Review of Harold and the Purple Crayon

        Harold and the Purple Crayon by Crockett Johnson is an imaginative classic. I love how the story flows so neatly from one thing to another. For instance, Harold’s sailboat never actually moves relative to the scene, Harold simply adds land. The art itself is uncluttered crayon-style outlines, except for Harold himself, who toddles about in a plain blue sleeping bag.

        Plenty of plot. Harold has a new adventure looming with each page turn. (Johnson wrote six sequels if you need more). There are also several cute word-puns in the story, which make me feel engaged as an adult. The story raises a lot of questions. Do dragons eat apples? How many kinds of pie actually exist? Why does the moon follow people wherever they wander?

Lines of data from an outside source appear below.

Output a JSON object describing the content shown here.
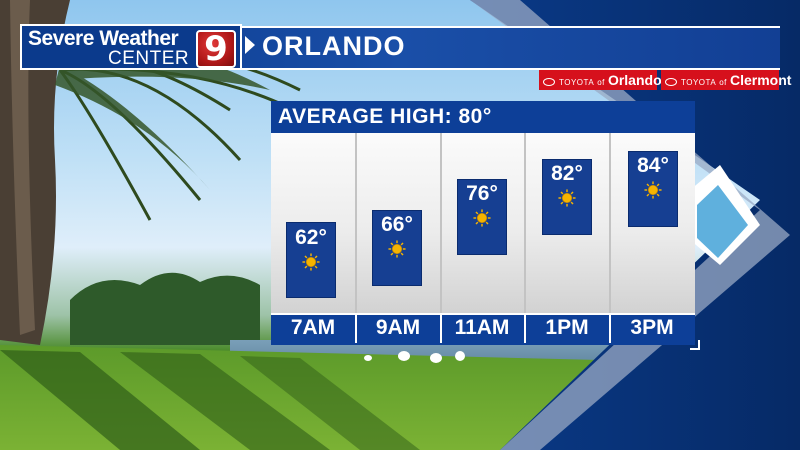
{
  "header": {
    "brand_line1": "Severe Weather",
    "brand_line2": "CENTER",
    "brand_number": "9",
    "city": "ORLANDO"
  },
  "sponsors": [
    {
      "prefix": "TOYOTA",
      "of": "of",
      "name": "Orlando"
    },
    {
      "prefix": "TOYOTA",
      "of": "of",
      "name": "Clermont"
    }
  ],
  "forecast": {
    "title": "AVERAGE HIGH: 80°",
    "periods": [
      {
        "time": "7AM",
        "temp": "62°",
        "icon": "sun-icon"
      },
      {
        "time": "9AM",
        "temp": "66°",
        "icon": "sun-icon"
      },
      {
        "time": "11AM",
        "temp": "76°",
        "icon": "sun-icon"
      },
      {
        "time": "1PM",
        "temp": "82°",
        "icon": "sun-icon"
      },
      {
        "time": "3PM",
        "temp": "84°",
        "icon": "sun-icon"
      }
    ]
  },
  "colors": {
    "brand_blue": "#0d3f98",
    "logo_red": "#b01818",
    "sponsor_red": "#d6101c",
    "sun_yellow": "#f6b400"
  }
}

        Harold is safe in his room the whole time, while also running around experiencing dangerous adventures. It’s the perfect juxtaposition of adventure and safety for a toddler hero. Harold’s adventure draws a wonderful suspension of disbelief, but no matter what happens, Harold is in control. He holds the magical purple crayon that defines his world.

        I need a magical purple crayon.

        In short, the story is absolutely fantastic. The art is simple, but suits the story perfectly. 

5 stars!

Tuesday, June 23, 2020

Review: Kaia and the Sea


Review of Kaia and the Sea

        Kaia and the Sea is a wordless picture book by Jestenia Southerland. Kaia wakes up with a pod of seals. She dons a witch hat and a cape, and spends the day exploring under the sea. Her cape is an extremely well-designed imitation of a fish. When Kaia swims slowly, it billows behind her, but when she needs speed, it wraps close, giving the impression of a mermaid.

        It’s cute. The entire book sticks to the colors of a beach. Each fish is unique, even when a school is swimming across the page. The fish and other sea life are drawn accurately, in a realistic, gentle cartooning style that favors pastel colors and soft lines. Ms. Sutherland has used beautiful digital painting to create this delightful array of sea life. It’s adorable and engaging. The lack of words facilitates the story-telling, as there is a clear presentation of the narrative, and lots of detail to captivate the reader. There is even a bit of drama when a school of marlins race past, disrupting Kaia’s excursion.

Five stars! This means it is excellent and worth rereading.

        This book has 32 pages. The print version is a perfect-bound paperback. Probably most appealing for ages three through eight, or anyone who enjoys art and large aquariums.